Distopia japonesa provoca sentimentos agridoces ao retratar uma ação governamental oficial para acabar logo com a vida das pessoas idosas
Texto por Abonico Smith
Foto: Sato Company/Divulgação
O Japão, justamente por sua tradição e costumes milenares, é justamente um país que prima por tratar as pessoas mais velhas com muito respeito, carinho e consideração. Certo?

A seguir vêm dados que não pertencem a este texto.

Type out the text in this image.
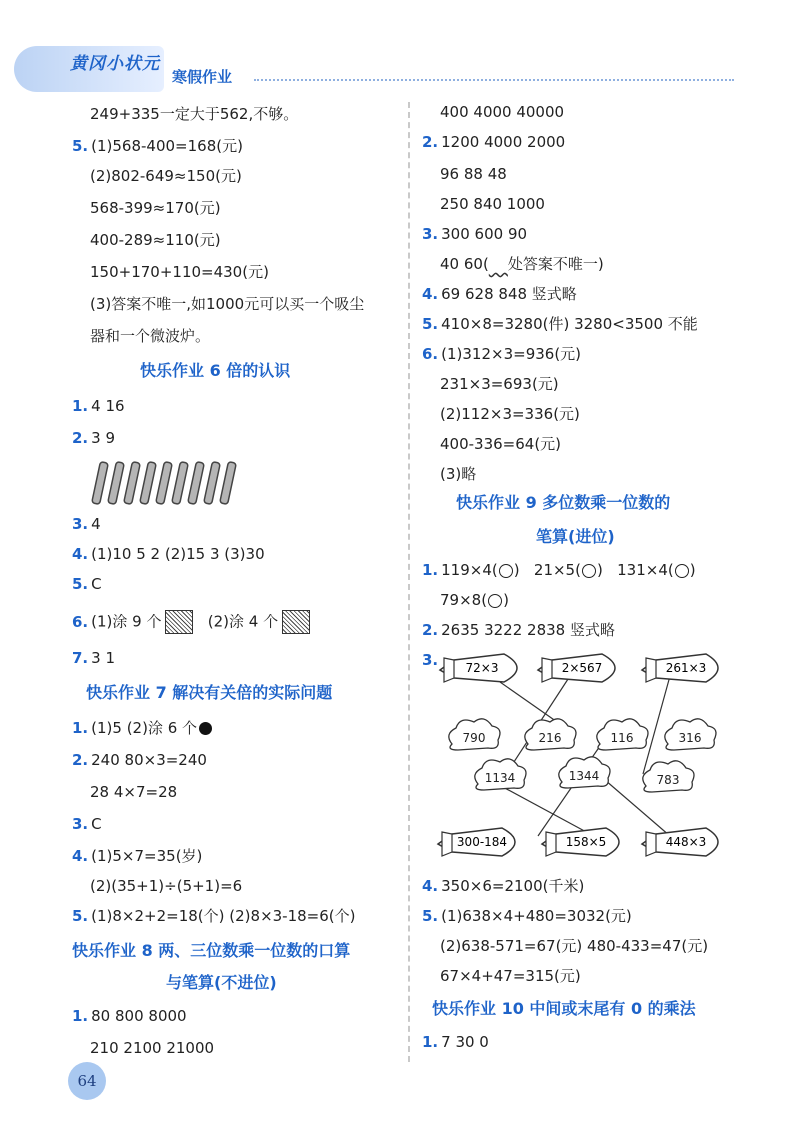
黄冈小状元
寒假作业
249+335一定大于562,不够。
5. (1)568-400=168(元)
(2)802-649≈150(元)
568-399≈170(元)
400-289≈110(元)
150+170+110=430(元)
(3)答案不唯一,如1000元可以买一个吸尘
器和一个微波炉。
快乐作业 6 倍的认识
1. 4 16
2. 3 9
3. 4
4. (1)10 5 2 (2)15 3 (3)30
5. C
6. (1)涂 9 个	(2)涂 4 个
7. 3 1
快乐作业 7 解决有关倍的实际问题
1. (1)5 (2)涂 6 个
2. 240 80×3=240
28 4×7=28
3. C
4. (1)5×7=35(岁)
(2)(35+1)÷(5+1)=6
5. (1)8×2+2=18(个) (2)8×3-18=6(个)
快乐作业 8 两、三位数乘一位数的口算
与笔算(不进位)
1. 80 800 8000
210 2100 21000
64
400 4000 40000
2. 1200 4000 2000
96 88 48
250 840 1000
3. 300 600 90
40 60( 处答案不唯一)
4. 69 628 848 竖式略
5. 410×8=3280(件) 3280<3500 不能
6. (1)312×3=936(元)
231×3=693(元)
(2)112×3=336(元)
400-336=64(元)
(3)略
快乐作业 9 多位数乘一位数的
笔算(进位)
1. 119×4( )   21×5( )   131×4( )
79×8( )
2. 2635 3222 2838 竖式略
3. 72×3	2×567	261×3
790	216	116	316
1134	1344	783
300-184	158×5	448×3
4. 350×6=2100(千米)
5. (1)638×4+480=3032(元)
(2)638-571=67(元) 480-433=47(元)
67×4+47=315(元)
快乐作业 10 中间或末尾有 0 的乘法
1. 7 30 0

Bom, as coisas não são lá bem assim, pelo menos que tange à história de Plano 75 (Plan 75, Japão/França/Filipinas/Catar, 2022 – Sato Company), obra de destaque na programação Um Certo Olhar do Festival de Cannes daquele ano e que foi escolhida pelo país para concorrer, na temporada seguinte, ao Oscar de Filme Internacional. Aqui, em um futuro de data incerta mas que parece não ser muito distante dos nossos dias, os idosos são submetidos pelo governo a um plano com requintes de perversidade e crueldade. E não só aprovam isso, como também se sentem honrados e orgulhosos de participar.

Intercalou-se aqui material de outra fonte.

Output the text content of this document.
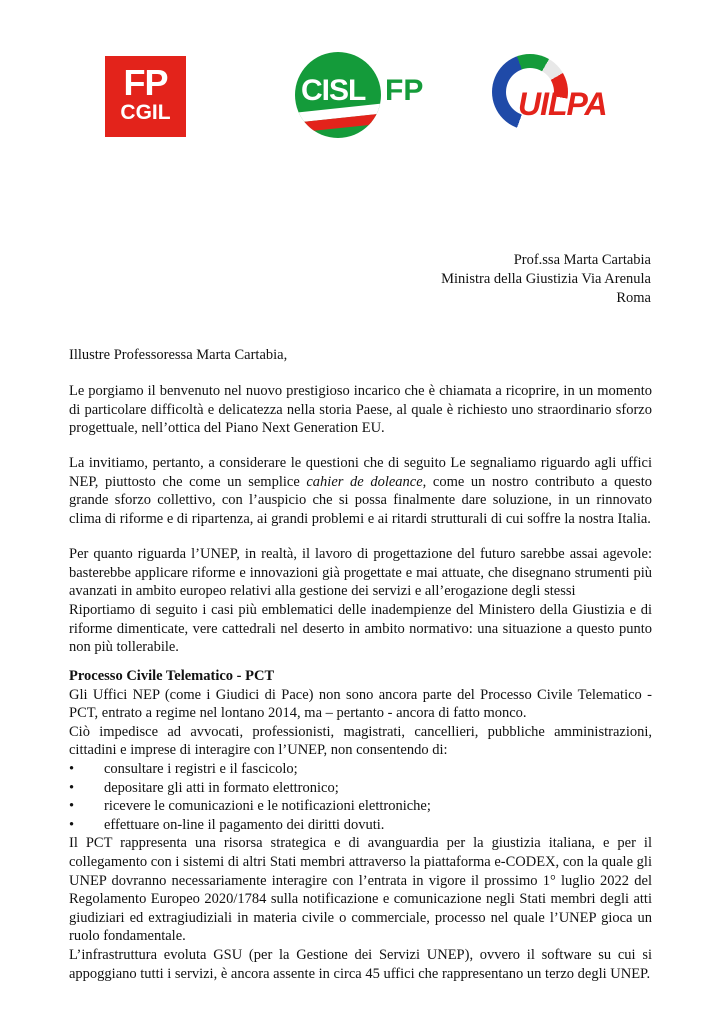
FP
CGIL
CISL FP	UILPA
Prof.ssa Marta Cartabia
Ministra della Giustizia Via Arenula
Roma
Illustre Professoressa Marta Cartabia,
Le porgiamo il benvenuto nel nuovo prestigioso incarico che è chiamata a ricoprire, in un momento di particolare difficoltà e delicatezza nella storia Paese, al quale è richiesto uno straordinario sforzo progettuale, nell’ottica del Piano Next Generation EU.
La invitiamo, pertanto, a considerare le questioni che di seguito Le segnaliamo riguardo agli uffici NEP, piuttosto che come un semplice cahier de doleance, come un nostro contributo a questo grande sforzo collettivo, con l’auspicio che si possa finalmente dare soluzione, in un rinnovato clima di riforme e di ripartenza, ai grandi problemi e ai ritardi strutturali di cui soffre la nostra Italia.
Per quanto riguarda l’UNEP, in realtà, il lavoro di progettazione del futuro sarebbe assai agevole: basterebbe applicare riforme e innovazioni già progettate e mai attuate, che disegnano strumenti più avanzati in ambito europeo relativi alla gestione dei servizi e all’erogazione degli stessi
Riportiamo di seguito i casi più emblematici delle inadempienze del Ministero della Giustizia e di riforme dimenticate, vere cattedrali nel deserto in ambito normativo: una situazione a questo punto non più tollerabile.

Processo Civile Telematico - PCT

Gli Uffici NEP (come i Giudici di Pace) non sono ancora parte del Processo Civile Telematico - PCT, entrato a regime nel lontano 2014, ma – pertanto - ancora di fatto monco.

Ciò impedisce ad avvocati, professionisti, magistrati, cancellieri, pubbliche amministrazioni, cittadini e imprese di interagire con l’UNEP, non consentendo di:

• consultare i registri e il fascicolo;
• depositare gli atti in formato elettronico;
• ricevere le comunicazioni e le notificazioni elettroniche;
• effettuare on-line il pagamento dei diritti dovuti.

Il PCT rappresenta una risorsa strategica e di avanguardia per la giustizia italiana, e per il collegamento con i sistemi di altri Stati membri attraverso la piattaforma e-CODEX, con la quale gli UNEP dovranno necessariamente interagire con l’entrata in vigore il prossimo 1° luglio 2022 del Regolamento Europeo 2020/1784 sulla notificazione e comunicazione negli Stati membri degli atti giudiziari ed extragiudiziali in materia civile o commerciale, processo nel quale l’UNEP gioca un ruolo fondamentale.

L’infrastruttura evoluta GSU (per la Gestione dei Servizi UNEP), ovvero il software su cui si appoggiano tutti i servizi, è ancora assente in circa 45 uffici che rappresentano un terzo degli UNEP.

A intolerância dispensada aos mais longevos aproveita-se da fraqueza dos mesmos, diante de uma sociedade da exclusão. Estes sentem vergonha em procurar ajuda para a previdência. Acham estar ficando diante de uma sensação de inutilidade mais profunda solidão e passam a se considerar aquele fardo. O governo, por sua vez, cria uma proposta “genial”: antecipar uma bolada de dinheiro para quem já alcançou a marca etária que batiza a ação para que estes concordem em se submeter a métodos de eutanásia e passem, como quiserem, quase sempre com a possibilidade de alcançarem em seus últimos dias uma felicidade uma intensidade de vida que nunca tiveram. Tudo em benefício da mesma previdência para os mais jovens, muitos deles que trabalham em prol do Plano 75 sem o menor pingo de culpa ou tristeza. Máquinas substituindo a alma humana. E o negócio parece ter dado tão certo, com tanta adesão, que já se cogita abaixar a idade de participação para pegar também os sexagenários.

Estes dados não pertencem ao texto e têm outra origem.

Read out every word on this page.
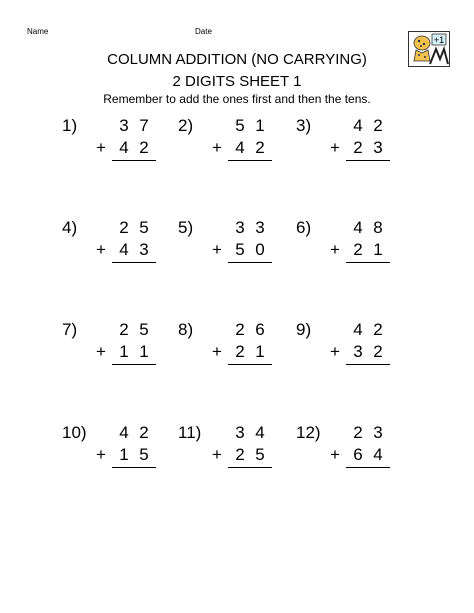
Name	Date
+1
COLUMN ADDITION (NO CARRYING)
2 DIGITS SHEET 1
Remember to add the ones first and then the tens.
1) 3 7
+ 4 2
2) 5 1
+ 4 2
3) 4 2
+ 2 3
4) 2 5
+ 4 3
5) 3 3
+ 5 0
6) 4 8
+ 2 1
7) 2 5
+ 1 1
8) 2 6
+ 2 1
9) 4 2
+ 3 2
10) 4 2
+ 1 5
11) 3 4
+ 2 5
12) 2 3
+ 6 4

Estreando em direção de longa-metragem, a também roteirista Chie Hayakawa – já perto de completar meio século de idade – realiza um competente trabalho de traduzir (a falta de) humanidade por meio de sua lente. Com um elenco encabeçado pela veterana atriz Chieko Baishô, Hayakawa faz de pequenos gestos, olhares delicados e pequenos detalhes cotidianos seu arsenal agridoce para tocar bem lá fundo de quem assiste a seu filme. Planta dúvidas, perguntas e sentimentos angustiantes em profusão nas cabeças dos espectadores até o disparo final, sem muita consideração por quem está, sofrendo, do lado de cá da tela.
O sentimento geral é de impotência diante de tanta barbaridade dita, realizada e provocada, não apenas suavemente mas com um grande sorriso no rosto. Propagandas são feitas como se o que estivesse sendo vendido fosse, de fato, um benefício para o consumidor – tudo com o aval e carimbo de oficial de um governo que nunca é muito destrinchado, permanece sempre na penumbra da obscuridão informacional. Impossível não traçar paralelos com o que temos e vivemos aqui, na realidade. A crueldade desenfreada do capitalismo somada a ações governamentais às quais muitas delas, pelo menos nós, aqui no Brasil, já tivemos a infelicidade de estar submetidos não faz muito tempo assim. Sorte nossa que a distopia política agora é apenas coisa de cinema e literatura.